Louisiana pecan growers expect a better crop than last year's
BOSSIER CITY, LA (KSLA) - As Louisiana pecan farmers get prepared for the harvest season, they are optimistic that their crops will be much better than what they saw last ear.
On average, Louisiana produces 20 million pounds of the nuts.
This year, the total is expect to be near 10 million, which would be up from the 8 million pounds produced last year.
In 2017, excessive rainfall caused a fungus called scab to form on pecan trees. This can be treated but never completely killed.
Scab caused the lower crop numbers.
Last year's smaller crop also was full of low-quality pecans.
That means the pecans weren't full, Mike Montgomery said.
Such low-quality nuts require a lot more work for the shellers.

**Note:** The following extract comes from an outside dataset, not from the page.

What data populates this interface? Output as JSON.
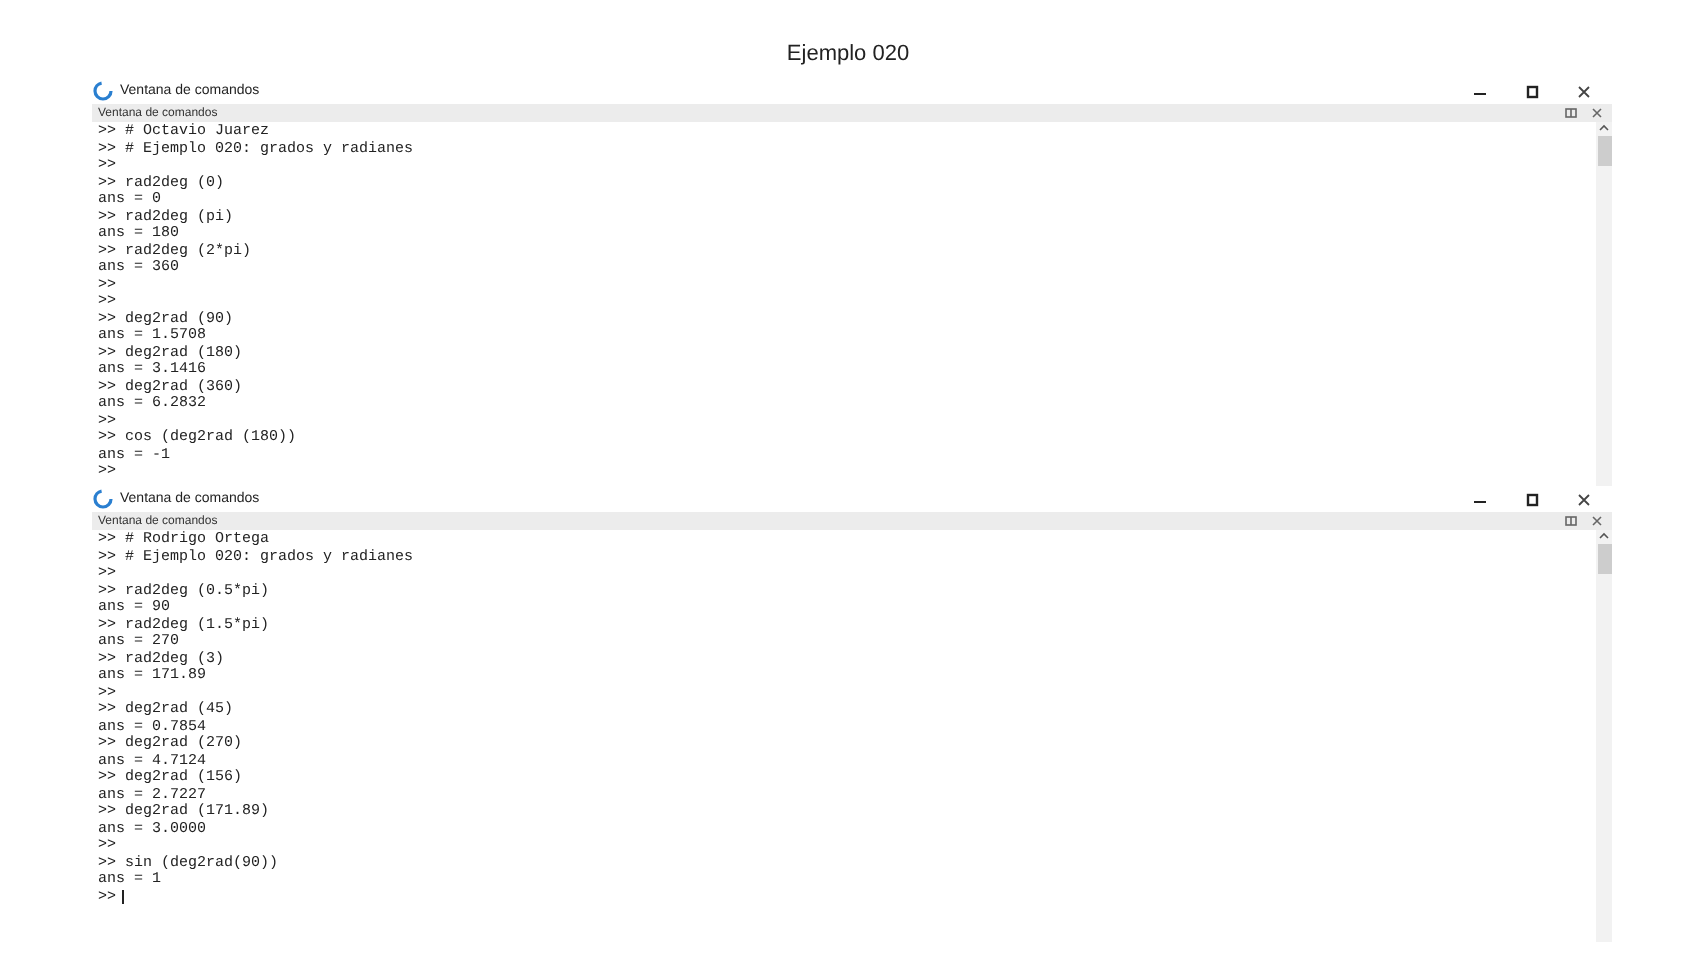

They also are more likely to produce a lot more waste due to smaller pieces.
This year, most of Louisiana is dealing with some sort of drought condition.
Montgomery said this could cause a smaller pecan crop because there isn't enough water to fill the pecan to full size.
Pecan farmers from throughout the United States have grouped together to think of a marketing strategy for the nut.
Almonds, walnuts and pistachios have had the upper hand.
Montgomery said the pecans have the highest antioxidants than any other tree nut.
For that reason, countries that never have bought nuts from the United States are starting to do so.
The largest client of U.S.-grown pecans is China.
Farmers are concerned that with tariffs increasing by 40%, there will be an oversupply of the nut.
By oversupply, Montgomery meant 8 million to 10 million pounds.